Noch viel weniger lässt sich das von Politikern der Sozialdemokraten (Parti Socialiste) behaupten. Daraus erwachsen theoretisch Chancen für die Republikaner, für die Präsidentschaftswahl 2022 einen aussichtsreichen Kandidaten zu präsentieren.

Macron hatte sicher die Wahl 2022 im Blick, als er die Personalien für die Regierungsumbildung besprach. Mit einem Rechtskurs bei der inneren Sicherheit und einer Wirtschaftspolitik "ohne linke Verteilungsexperimente" zielt er auf Wähler, die sich in Zeiten der Unsicherheit solide Verhältnisse wünschen und die das Experiment Le Pen und deren Partei Rassemblement national zu wählen.

"Zeitgeist-Grün"

Ein bisschen "Zeitgeist-Grün" hat er mit Barbara Pompili in die Ministerrunde geholt. Die neue Ministerin für den ökologischen Übergang ("Transition écologique") war früher Mitglied der Grünen Europe Ecologie-les Verts, danach der Parti Ecologiste und dann ab 2017 der Partei Macrons La République en Marche.

Mit "Zeitgeist-Grün" ist aber der politischen Biografie zum Trotz nicht die Persönlichkeit der Kandidatin gemeint, sondern der Rang, der grüne Politik für Macron hat.
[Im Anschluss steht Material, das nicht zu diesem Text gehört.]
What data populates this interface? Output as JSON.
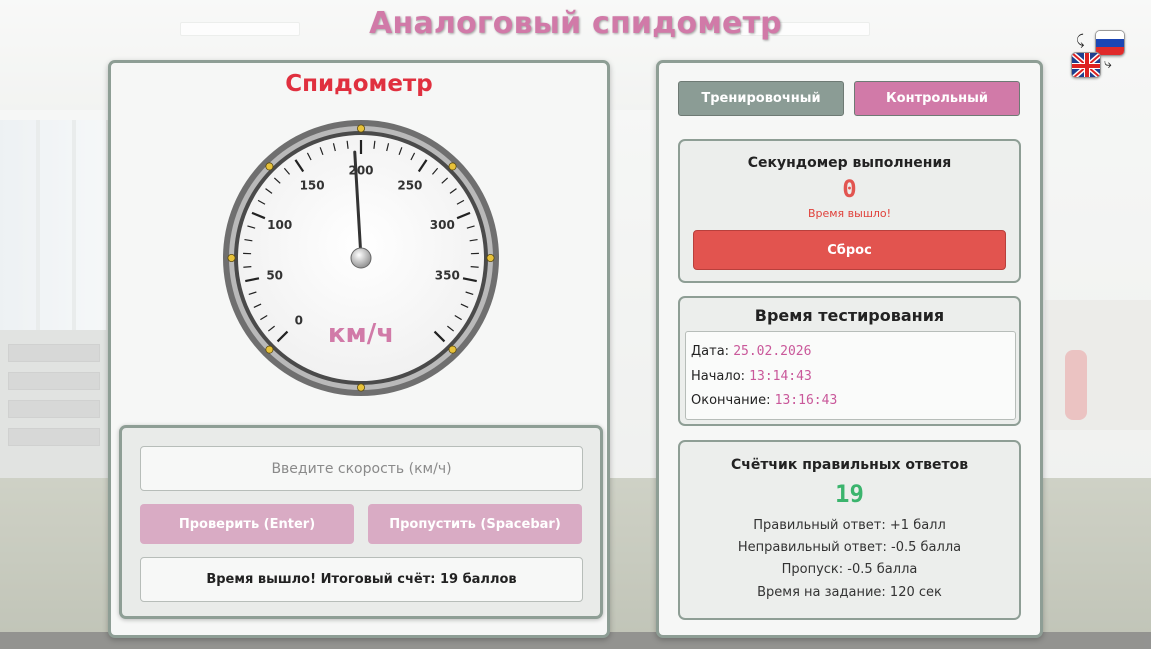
{
  "app": {
    "title": "Аналоговый спидометр"
  },
  "language": {
    "primary_flag": "ru-flag",
    "secondary_flag": "uk-flag"
  },
  "speedometer": {
    "title": "Спидометр",
    "unit_label": "км/ч",
    "tick_labels": [
      "0",
      "50",
      "100",
      "150",
      "200",
      "250",
      "300",
      "350"
    ],
    "scale_min": 0,
    "scale_max": 400,
    "needle_value": 195
  },
  "input": {
    "placeholder": "Введите скорость (км/ч)",
    "value": "",
    "check_label": "Проверить (Enter)",
    "skip_label": "Пропустить (Spacebar)",
    "result_message": "Время вышло! Итоговый счёт: 19 баллов"
  },
  "modes": {
    "training_label": "Тренировочный",
    "control_label": "Контрольный",
    "active": "control"
  },
  "stopwatch": {
    "title": "Секундомер выполнения",
    "value": "0",
    "message": "Время вышло!",
    "reset_label": "Сброс"
  },
  "test_time": {
    "title": "Время тестирования",
    "date_label": "Дата:",
    "date_value": "25.02.2026",
    "start_label": "Начало:",
    "start_value": "13:14:43",
    "end_label": "Окончание:",
    "end_value": "13:16:43"
  },
  "score": {
    "title": "Счётчик правильных ответов",
    "value": "19",
    "rules": [
      "Правильный ответ: +1 балл",
      "Неправильный ответ: -0.5 балла",
      "Пропуск: -0.5 балла",
      "Время на задание: 120 сек"
    ]
  },
  "colors": {
    "title": "#d17aa8",
    "speedo_title": "#e0303f",
    "timer": "#e25550",
    "score": "#3bb46d",
    "date_values": "#c9589a",
    "control_button": "#d17aa8",
    "training_button": "#8b9c95"
  }
}
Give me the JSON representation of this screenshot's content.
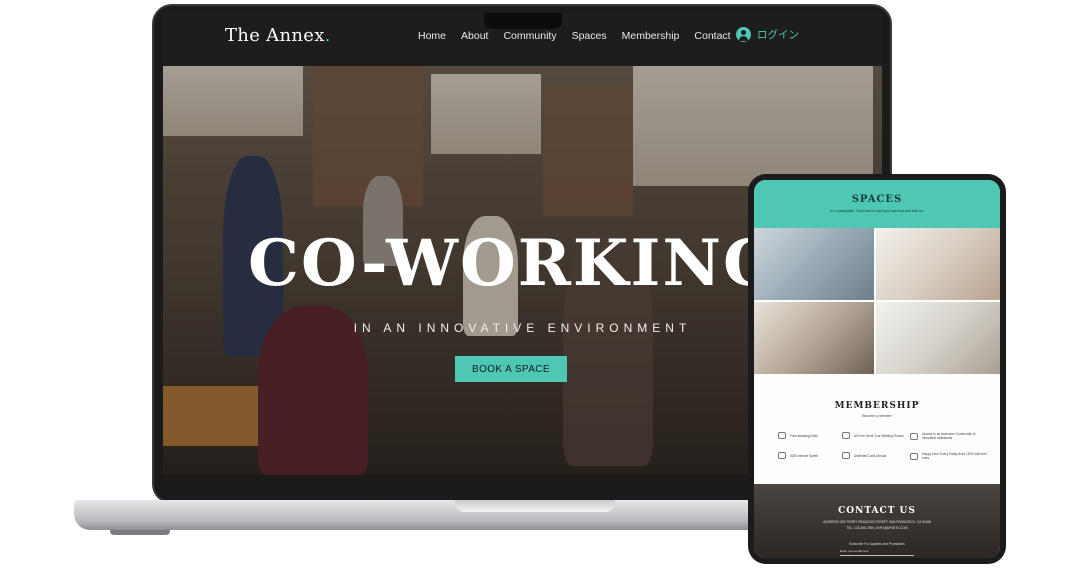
{
  "site": {
    "brand_name": "The Annex",
    "brand_dot": ".",
    "nav": [
      "Home",
      "About",
      "Community",
      "Spaces",
      "Membership",
      "Contact"
    ],
    "login_label": "ログイン",
    "hero": {
      "title": "CO-WORKING",
      "subtitle": "IN AN INNOVATIVE ENVIRONMENT",
      "cta": "BOOK A SPACE"
    }
  },
  "tablet": {
    "spaces": {
      "title": "SPACES",
      "subtitle": "I'm a paragraph. Click here to add your own text and edit me."
    },
    "membership": {
      "title": "MEMBERSHIP",
      "subtitle": "Become a member",
      "features": [
        {
          "icon": "laptop-icon",
          "label": "Free-standing Desk"
        },
        {
          "icon": "meeting-icon",
          "label": "All Free Drink Your Meeting Rooms"
        },
        {
          "icon": "community-icon",
          "label": "Access to an Awesome Community of innovative individuals"
        },
        {
          "icon": "wifi-icon",
          "label": "3GB Internet Speed"
        },
        {
          "icon": "phone-icon",
          "label": "Unlimited Calls Abroad"
        },
        {
          "icon": "coffee-icon",
          "label": "Happy Hour Every Friday from 18:00 with free entry"
        }
      ]
    },
    "contact": {
      "title": "CONTACT US",
      "address": "ADDRESS: 500 TERRY FRANCOIS STREET SAN FRANCISCO, CA 94158",
      "phone_email": "TEL: 123-456-7890 | INFO@MYSITE.COM",
      "subscribe": "Subscribe For Updates and Promotions",
      "email_placeholder": "Enter your email here"
    }
  },
  "colors": {
    "accent": "#4ec7b4",
    "nav_bg": "#1d1d1d"
  }
}
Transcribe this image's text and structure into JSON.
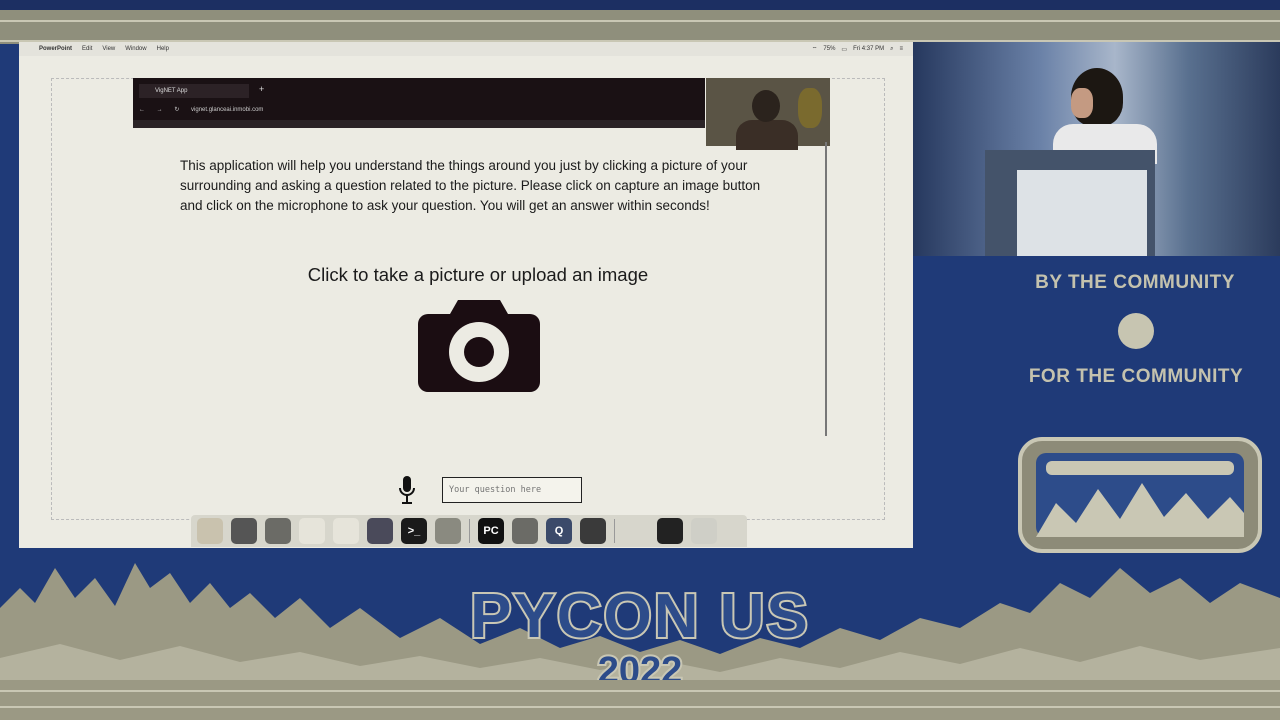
{
  "menubar": {
    "app_name": "PowerPoint",
    "items": [
      "Edit",
      "View",
      "Window",
      "Help"
    ],
    "battery": "75%",
    "clock": "Fri 4:37 PM"
  },
  "browser": {
    "tab_title": "VigNET App",
    "url": "vignet.glanceai.inmobi.com"
  },
  "app": {
    "description": "This application will help you understand the things around you just by clicking a picture of your surrounding and asking a question related to the picture. Please click on capture an image button and click on the microphone to ask your question. You will get an answer within seconds!",
    "cta": "Click to take a picture or upload an image",
    "question_placeholder": "Your question here"
  },
  "dock": {
    "apps": [
      {
        "icon": "finder-icon",
        "color": "#c9c2ae",
        "label": ""
      },
      {
        "icon": "safari-icon",
        "color": "#555555",
        "label": ""
      },
      {
        "icon": "chrome-icon",
        "color": "#6b6b66",
        "label": ""
      },
      {
        "icon": "notes-icon",
        "color": "#e6e4da",
        "label": ""
      },
      {
        "icon": "document-icon",
        "color": "#e6e4da",
        "label": ""
      },
      {
        "icon": "teams-icon",
        "color": "#4a4a5a",
        "label": ""
      },
      {
        "icon": "terminal-icon",
        "color": "#1a1a1a",
        "label": ">_"
      },
      {
        "icon": "pdf-icon",
        "color": "#8a8a80",
        "label": ""
      },
      {
        "icon": "pycharm-icon",
        "color": "#111111",
        "label": "PC"
      },
      {
        "icon": "settings-icon",
        "color": "#6b6b66",
        "label": ""
      },
      {
        "icon": "quicktime-icon",
        "color": "#3b4a6a",
        "label": "Q"
      },
      {
        "icon": "preview-icon",
        "color": "#3a3a3a",
        "label": ""
      },
      {
        "icon": "folder-icon",
        "color": "#d7d6cc",
        "label": ""
      },
      {
        "icon": "screen-icon",
        "color": "#222222",
        "label": ""
      },
      {
        "icon": "trash-icon",
        "color": "#cfcfc7",
        "label": ""
      }
    ]
  },
  "conference": {
    "tagline_top": "BY THE COMMUNITY",
    "tagline_bottom": "FOR THE COMMUNITY",
    "event": "PYCON US",
    "year": "2022"
  },
  "colors": {
    "navy": "#1f3a78",
    "sand": "#c9c7b4",
    "screen_bg": "#ecebe3"
  }
}
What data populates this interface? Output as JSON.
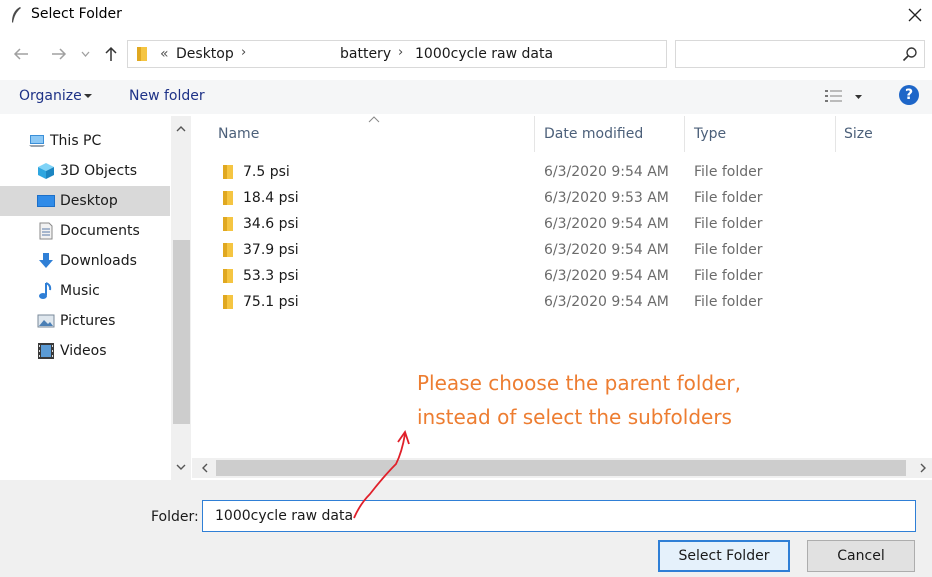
{
  "window": {
    "title": "Select Folder",
    "icon": "feather-icon",
    "close_icon": "close-icon"
  },
  "nav": {
    "back_icon": "back-arrow-icon",
    "forward_icon": "forward-arrow-icon",
    "recent_icon": "chevron-down-icon",
    "up_icon": "up-arrow-icon"
  },
  "address": {
    "overflow": "«",
    "crumbs": [
      "Desktop",
      "battery",
      "1000cycle raw data"
    ],
    "search_placeholder": ""
  },
  "toolbar": {
    "organize": "Organize",
    "new_folder": "New folder",
    "help": "?"
  },
  "sidebar": {
    "items": [
      {
        "label": "This PC",
        "icon": "computer-icon"
      },
      {
        "label": "3D Objects",
        "icon": "cube-icon"
      },
      {
        "label": "Desktop",
        "icon": "desktop-icon",
        "selected": true
      },
      {
        "label": "Documents",
        "icon": "document-icon"
      },
      {
        "label": "Downloads",
        "icon": "download-icon"
      },
      {
        "label": "Music",
        "icon": "music-note-icon"
      },
      {
        "label": "Pictures",
        "icon": "picture-icon"
      },
      {
        "label": "Videos",
        "icon": "film-icon"
      }
    ]
  },
  "files": {
    "columns": [
      "Name",
      "Date modified",
      "Type",
      "Size"
    ],
    "rows": [
      {
        "name": "7.5 psi",
        "date": "6/3/2020 9:54 AM",
        "type": "File folder"
      },
      {
        "name": "18.4 psi",
        "date": "6/3/2020 9:53 AM",
        "type": "File folder"
      },
      {
        "name": "34.6 psi",
        "date": "6/3/2020 9:54 AM",
        "type": "File folder"
      },
      {
        "name": "37.9 psi",
        "date": "6/3/2020 9:54 AM",
        "type": "File folder"
      },
      {
        "name": "53.3 psi",
        "date": "6/3/2020 9:54 AM",
        "type": "File folder"
      },
      {
        "name": "75.1 psi",
        "date": "6/3/2020 9:54 AM",
        "type": "File folder"
      }
    ]
  },
  "annotation": {
    "line1": "Please choose the parent folder,",
    "line2": "instead of select the subfolders",
    "color": "#ed7d31",
    "arrow_color": "#e0202a"
  },
  "footer": {
    "folder_label": "Folder:",
    "folder_value": "1000cycle raw data",
    "select_button": "Select Folder",
    "cancel_button": "Cancel"
  },
  "colors": {
    "accent": "#2f7fd6",
    "link": "#1e3287",
    "folder": "#f5c542"
  }
}
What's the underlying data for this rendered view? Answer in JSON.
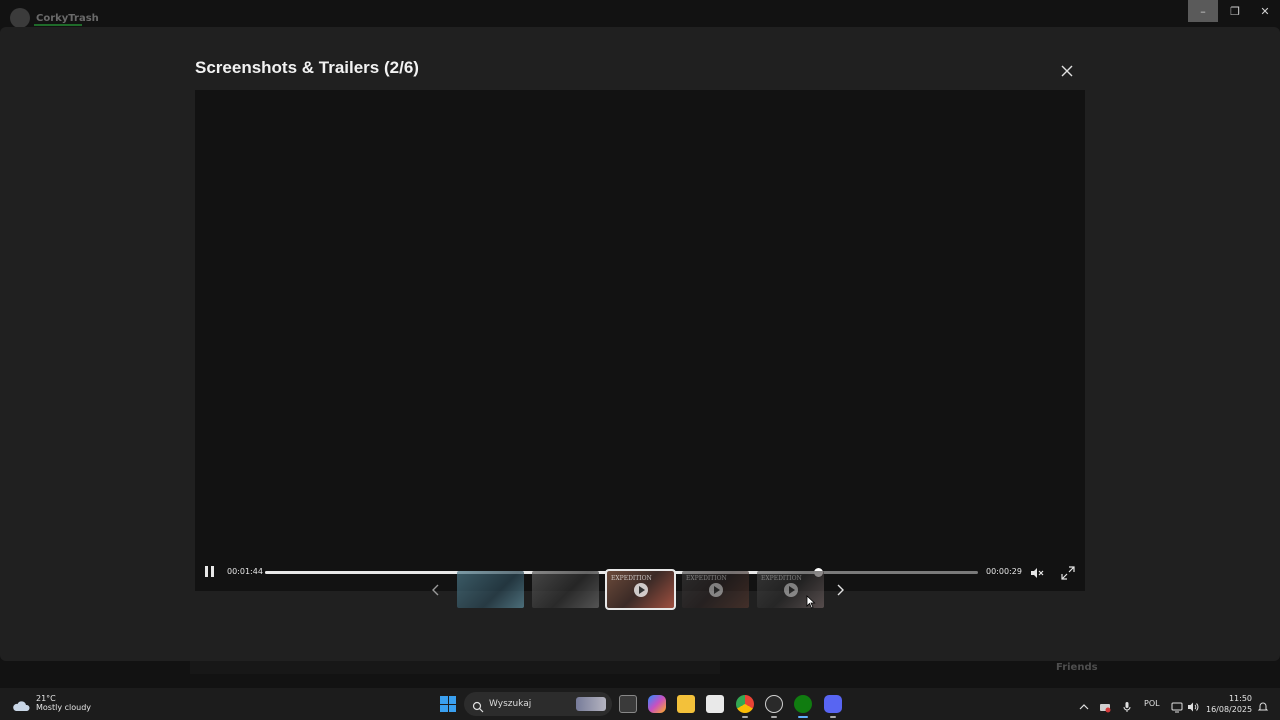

Der ist machtpolitisch nebensächlich, wie spätestens beim Rücktritt des Umweltministers Nicolas Hulot klar wurde. Hulot, der in Frankreich einen bekannten Namen hatte, trat dem Präsidenten mit eigenen, gestalterischen Vorschlägen und Überzeugungen entgegen - und wurde ausgespielt.

Bei der Kommunalwahl erregten überraschende Erfolge der Grünen in einigen Städten kürzlich größeres Aufsehen und Macron will von dieser Welle nur soweit profitieren, soweit ernsthafte grüne Anliegen nicht seine wirtschaftspolitischen Pläne stören. Von der Ökologie-Ministerin Barbara Pompili wird nicht viel Widerstand gegen Macron erwartet, aber wer weiß, vielleicht ist sie für Überraschungen gut.

Wirtschaft: Unternehmer zuerst

Die Wirtschaftspolitik Macrons bleibt auf Unternehmerinteressen ausgerichtet. Im Wirtschafts- und Finanzressort gibt es keine Änderungen, Bruno Le Maire bleibt auf dem Posten. Und auch der neue Regierungschef, Premierminister Jean Castex, bestätigt bei seiner Kurzvorstellung im TV sachte, aber solide die wirtschaftspolitische Mission Macrons: Unternehmer zuerst und dann das Gemeinwohl.

Er sei ein "Gaulliste social", so Castex, man könne nicht alles vom Staat erwarten, bemerkt er dazu, eine Autorität in gewissen Belangen aber schon. Mit "social" meine er, dass er dafür sei, Reichtum zu verteilen, das sei nötig, um den sozialen Pakt aufrechtzuerhalten, aber zuerst müsse der Reichtum produziert werden.

Jean Castex war, wie hier bereits berichtet, ein enger Berater (eine Art Kanzleramtsminister) von Sarkozy, als dieser im Elysée-Palast präsidierte. Er gilt nach wie vor als Sarkozy-nah. Wer Castex vor der Kamera sieht, versteht sofort, warum er von Sarkozy bei Verhandlungen mit Gewerkschaften eingesetzt wurde.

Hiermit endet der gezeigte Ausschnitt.